Additional supplementary experiments
The supplementary material also evaluates the method in a head-cropped setting against SadTalker and VASA-1. With the same general framework and a recropped dataset, the paper reports that the method matches VASA-1 closely on lip-sync and audio-pose alignment, while producing better overall video quality according to $\operatorname{FVD}_{25}$. In that setting, the reported speed is 23.3 FPS for the proposed method versus 37.9 FPS for VASA-1, but the proposed model remains substantially more flexible because it is aimed at broader portrait generation rather than only the head region.

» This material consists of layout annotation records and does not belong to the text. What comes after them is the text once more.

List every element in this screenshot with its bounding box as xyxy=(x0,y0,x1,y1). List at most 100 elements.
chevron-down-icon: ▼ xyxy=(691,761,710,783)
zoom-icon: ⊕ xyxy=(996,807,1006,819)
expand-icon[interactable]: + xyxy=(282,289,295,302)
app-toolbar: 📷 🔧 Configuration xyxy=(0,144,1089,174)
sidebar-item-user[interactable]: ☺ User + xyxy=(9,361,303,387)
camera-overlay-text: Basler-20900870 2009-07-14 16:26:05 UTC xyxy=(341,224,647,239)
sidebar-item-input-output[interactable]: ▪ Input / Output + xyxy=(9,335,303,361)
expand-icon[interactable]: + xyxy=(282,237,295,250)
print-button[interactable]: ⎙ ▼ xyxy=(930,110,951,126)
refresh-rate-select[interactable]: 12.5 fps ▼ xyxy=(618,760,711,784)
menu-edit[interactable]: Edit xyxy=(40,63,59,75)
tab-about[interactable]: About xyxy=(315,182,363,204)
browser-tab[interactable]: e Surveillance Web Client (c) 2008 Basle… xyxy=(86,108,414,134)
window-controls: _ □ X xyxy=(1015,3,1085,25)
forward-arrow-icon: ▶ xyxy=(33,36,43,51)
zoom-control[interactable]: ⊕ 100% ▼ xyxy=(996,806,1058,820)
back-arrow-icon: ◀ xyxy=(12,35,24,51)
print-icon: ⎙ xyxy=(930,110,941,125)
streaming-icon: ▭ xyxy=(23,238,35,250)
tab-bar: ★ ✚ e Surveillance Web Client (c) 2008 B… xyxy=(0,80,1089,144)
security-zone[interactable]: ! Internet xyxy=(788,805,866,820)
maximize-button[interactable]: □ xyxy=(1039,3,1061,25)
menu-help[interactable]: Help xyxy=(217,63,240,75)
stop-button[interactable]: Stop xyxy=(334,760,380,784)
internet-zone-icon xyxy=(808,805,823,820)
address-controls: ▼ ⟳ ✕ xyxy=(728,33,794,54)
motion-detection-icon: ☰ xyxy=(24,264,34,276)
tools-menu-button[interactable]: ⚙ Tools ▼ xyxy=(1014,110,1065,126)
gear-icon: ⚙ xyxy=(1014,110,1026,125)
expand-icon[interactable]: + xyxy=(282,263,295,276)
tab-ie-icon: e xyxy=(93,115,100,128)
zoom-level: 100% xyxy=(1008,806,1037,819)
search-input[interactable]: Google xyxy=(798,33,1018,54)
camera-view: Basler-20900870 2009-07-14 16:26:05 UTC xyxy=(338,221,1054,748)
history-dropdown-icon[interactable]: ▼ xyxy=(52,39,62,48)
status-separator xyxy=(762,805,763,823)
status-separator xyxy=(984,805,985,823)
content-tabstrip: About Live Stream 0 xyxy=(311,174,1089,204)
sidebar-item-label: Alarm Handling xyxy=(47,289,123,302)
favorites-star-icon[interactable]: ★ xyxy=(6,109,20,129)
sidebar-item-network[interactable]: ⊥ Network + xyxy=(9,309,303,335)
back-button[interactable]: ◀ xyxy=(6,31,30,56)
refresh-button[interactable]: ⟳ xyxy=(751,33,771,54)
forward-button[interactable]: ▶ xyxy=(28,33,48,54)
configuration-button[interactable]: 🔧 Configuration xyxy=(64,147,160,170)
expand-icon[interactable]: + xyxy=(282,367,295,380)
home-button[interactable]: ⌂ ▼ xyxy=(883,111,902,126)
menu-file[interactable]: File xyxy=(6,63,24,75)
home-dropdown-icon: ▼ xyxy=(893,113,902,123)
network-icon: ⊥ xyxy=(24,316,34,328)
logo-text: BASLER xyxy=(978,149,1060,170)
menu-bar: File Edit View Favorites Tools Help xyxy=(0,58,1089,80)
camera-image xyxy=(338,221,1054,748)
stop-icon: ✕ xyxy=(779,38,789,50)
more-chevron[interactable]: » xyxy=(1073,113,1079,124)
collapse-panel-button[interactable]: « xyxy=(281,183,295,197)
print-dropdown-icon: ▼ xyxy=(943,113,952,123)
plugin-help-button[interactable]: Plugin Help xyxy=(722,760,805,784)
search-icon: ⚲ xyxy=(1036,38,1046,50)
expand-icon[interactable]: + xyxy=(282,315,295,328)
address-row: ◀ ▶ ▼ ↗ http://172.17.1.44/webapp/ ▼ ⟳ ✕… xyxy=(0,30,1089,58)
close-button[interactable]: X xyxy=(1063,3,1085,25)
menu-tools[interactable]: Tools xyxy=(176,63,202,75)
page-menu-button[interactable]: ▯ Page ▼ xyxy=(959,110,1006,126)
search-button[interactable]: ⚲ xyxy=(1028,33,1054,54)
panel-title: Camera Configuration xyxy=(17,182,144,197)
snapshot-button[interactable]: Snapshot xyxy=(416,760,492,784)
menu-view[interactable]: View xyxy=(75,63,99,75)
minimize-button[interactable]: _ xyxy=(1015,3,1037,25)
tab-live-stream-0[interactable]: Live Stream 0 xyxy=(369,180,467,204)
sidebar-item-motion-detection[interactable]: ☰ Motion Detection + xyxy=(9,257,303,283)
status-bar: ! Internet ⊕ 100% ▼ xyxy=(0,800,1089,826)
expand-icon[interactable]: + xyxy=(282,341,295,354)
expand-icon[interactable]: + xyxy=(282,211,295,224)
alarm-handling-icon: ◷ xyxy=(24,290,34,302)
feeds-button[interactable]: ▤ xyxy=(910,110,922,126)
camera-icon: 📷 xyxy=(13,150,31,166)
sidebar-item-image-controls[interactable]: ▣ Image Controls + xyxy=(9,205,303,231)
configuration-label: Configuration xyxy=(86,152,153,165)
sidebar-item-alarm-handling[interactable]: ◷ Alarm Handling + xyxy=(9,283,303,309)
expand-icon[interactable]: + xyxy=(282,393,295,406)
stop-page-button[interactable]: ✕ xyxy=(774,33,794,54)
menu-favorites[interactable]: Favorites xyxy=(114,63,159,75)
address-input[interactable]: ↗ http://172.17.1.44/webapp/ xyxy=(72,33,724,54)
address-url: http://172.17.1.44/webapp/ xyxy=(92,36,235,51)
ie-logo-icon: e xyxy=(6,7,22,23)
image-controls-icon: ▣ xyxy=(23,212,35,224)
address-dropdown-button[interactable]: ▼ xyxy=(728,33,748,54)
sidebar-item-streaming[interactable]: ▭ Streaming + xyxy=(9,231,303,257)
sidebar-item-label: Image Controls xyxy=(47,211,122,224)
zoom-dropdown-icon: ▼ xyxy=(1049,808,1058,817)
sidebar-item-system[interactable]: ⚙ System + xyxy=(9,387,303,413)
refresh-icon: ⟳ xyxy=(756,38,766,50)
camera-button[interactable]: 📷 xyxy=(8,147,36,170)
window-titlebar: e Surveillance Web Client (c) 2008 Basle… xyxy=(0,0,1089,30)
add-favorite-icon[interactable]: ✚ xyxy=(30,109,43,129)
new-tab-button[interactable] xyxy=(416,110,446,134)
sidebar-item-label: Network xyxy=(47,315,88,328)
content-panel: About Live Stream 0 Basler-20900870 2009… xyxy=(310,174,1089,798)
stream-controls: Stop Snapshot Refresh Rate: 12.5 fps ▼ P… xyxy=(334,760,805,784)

The supplementary text also studies classifier-free guidance. Increasing audio guidance improves lip-sync but can reduce diversity; increasing reference guidance similarly sharpens identity alignment and stability but may hurt diversity if pushed too far. The default setting is $\lambda_a = \lambda_r = 2$, which gives the best balance in the reported ablation.
Limitations
The paper is explicit about two limitations. First, the method does not provide fine-grained control over attributes such as eye gaze and head pose; the authors suggest adding more motion-conditioning signals during denoising as a possible remedy. Second, the current framework does not support hand motion or larger-scale body movement. The paper suggests that broader datasets with richer human-region coverage and more expressive motion patterns would be needed to address that limitation.
Conclusion
The paper presents a streamable audio-driven talking portrait system that combines a causal, reference-guided deep-compression VAE with a blockwise autoregressive Rectified Flow Transformer. The design is explicitly optimized for real-time inference: the latent compression ratio is very high, reference images improve reconstruction fidelity, and the generator can be cached and streamed block by block. Across the reported benchmarks, the method achieves strong synchronization and video quality while running at real-time speed, and the paper positions this as a practical alternative to heavy diffusion-based portrait generators for interactive applications.